Ford Spins, GM Goes Turo, And Lyft & Uber Want Your Loyalty
This Week In On Demand — Nov. 16, 2018
The gig economy truly never sleeps, making it incredibly easy to miss important announcements. Fortunately, we’ve outlined everything you need to know in this week’s on demand news roundup.
ParkWhiz Scores Another $5 Million
ParkWhiz, the Chicago based on demand parking startup, raised another $5 million in its latest round, led by Amazon. Amazon’s Alexa Fund was joined investors Alate Partners, Chaifetz Group, and Purple Arch Ventures.
While $5 million is nothing to scoff at, the latest equity harness comes two months after ParkWhiz announced a Series D investment round of $20 million.
In total, the company has raised a whopping $61 million over five funding rounds.
Currently, the service is utilized by commercial parking operations as a way to reach new customers. In the future, ParkWhiz may have the opportunity to expand their offerings to standard business lots and residential locations for special events, like concerts and football games.
Combined with the level of investor interest and potential for growth, this is one of the companies you should keep an eye on as they make their way to IPO.
Ford Dives Into E-Scooter Market With $100 Million Aquisition
Known for their American muscle cars and pickup trucks, Ford is taking a solid step toward sustainability by entering the e-scooter industry. The automotive company purchased Spin, a San Francisco-based scooter startup, for $100 million.
While it’s not Ford’s first step into the scooter-share industry, the acquisition is their first secure move. Previously, the automaker tested a scooter rental service at Purdue University.
Ford isn’t the only company looking to expand outside of the auto industry. As we reported last week, GM is launching two new e-bike models next year.
Both expansions are a necessity with today’s cultural shift toward more eco-friendly modes of transportation.
Yet, the e-scooter and e-bike industries are quickly becoming saturated, so the long-term sustainability of such moves are uncertain.

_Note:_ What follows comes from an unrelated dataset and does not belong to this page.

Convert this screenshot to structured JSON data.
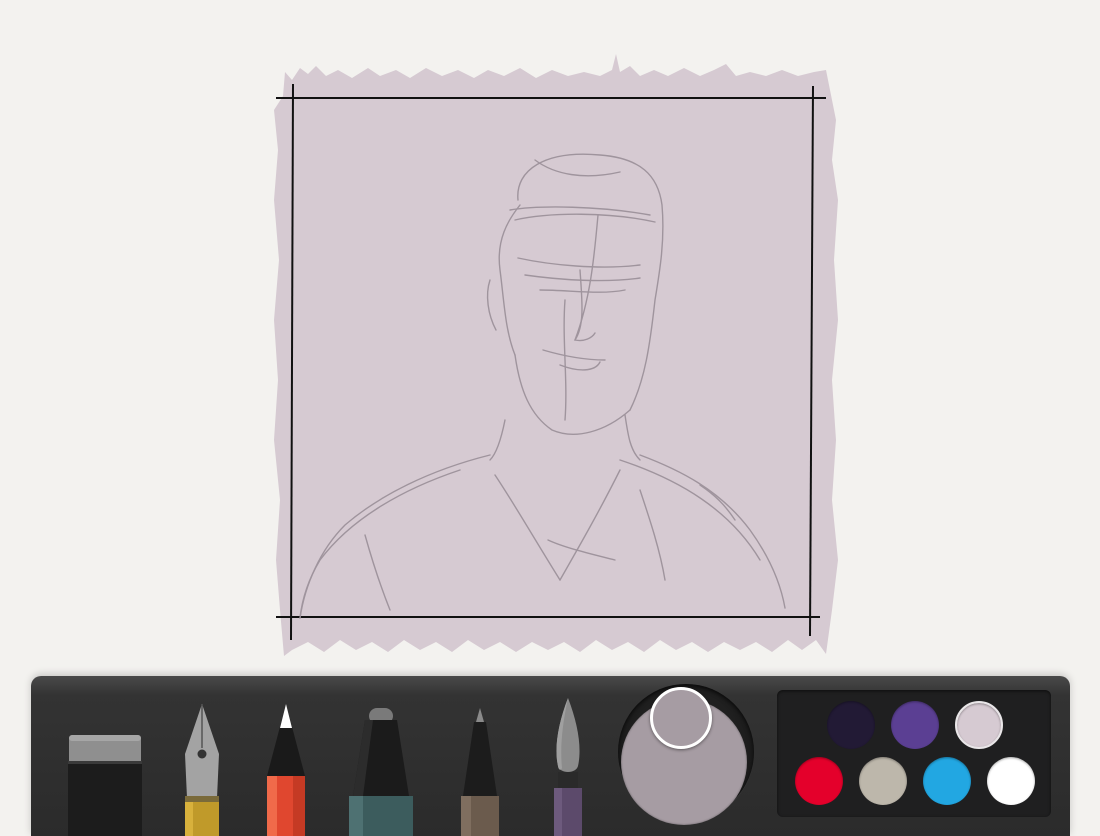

GM’s Maven Expands Peer-to-Peer Car Rental Offerings
GM’s on-demand car rental service, Maven, is making some changes to its service restrictions over the next year. Soon, owners of non-GM vehicles will be allowed to utilize the platform for short-term rental listings.
Previously, Maven only hosted newer GM vehicles, which restricted the offerings for users.
The move by Maven means GM is now directly competing with companies like Turo, Getaround, and Hyrecar.
The news of the service expansion comes as the company prepares their game plan for new market development in Canada.
While Maven owns an in-house fleet of on-demand rentals, expanding its peer-to-peer service offerings is a smart shift for the company. The expansion opens up the platform to a wider variety of vehicle owners, which provides more options for gig workers, like Uber and Lyft drivers.
Considering the company still makes a profit off of every rental transaction — whether it’s their fleet or not, the new arrangement is sure to bring in more customers and make them a solid competitor in the car-sharing industry.
Given that GM is moving more firmly into the car sharing space, don’t be surprised to start hearing buzz about another automaker acquiring Turo or Getaround.
Instacart Announces New Grocery Pickup Service
As we predicted a few weeks ago, Instacart has made yet another move to spur growth.
Last week, the on-demand grocery delivery service announced it’s expanding its store-pickup service.
Instacart Pickup allows customers to order their groceries through the app, but instead of having them delivered to their home, they simply stop by the store to grab their completed orders.
Currently, the service option is limited to select areas, but by 2019, it’s set to reach over 200 stores nationwide.
Even with the pick-up option, it’s unlikely that Instacart will suffer any losses on the delivery service. Instead, it will bring in more clients who want the convenience of on-demand grocery shopping without the additional cost of delivery.
Such a growth opportunity is exactly what Instacart needs as they prepare to take on Amazon in the on-demand grocery sector.
The Battle Continues: Lyft and Uber Both Launch New Rider Loyalty Programs
After a couple weeks of silence, the rideshare powerhouses are once again making battle moves.
On Monday, Lyft announced the launch of its new loyalty program, Lyft Rewards.
The initiative offers users points for every ride they take. Riders can then transform their rewards into discounted service costs or ride upgrades.
Just days later, Uber announced its “first-of-its-kind” rewards program with four different membership levels. Uber users will now earn points that, once accumulated, will be redeemable for Uber Cash.
Lyft’s market debut is quickly approaching with an expected Q1 IPO.
As a result, every move they make in the coming weeks is carefully strategized to boost their valuation, secure customer loyalty, and become a solid competitor against Uber’s Q2 or Q3 IPO.
Yet, this is really only the beginning of this rideshare war.
Both businesses need to make smart moves to secure long-term survival.
What a busy week! Now that you’re all caught up, what do you think about the new trend of automakers setting their sights on the on-demand industries?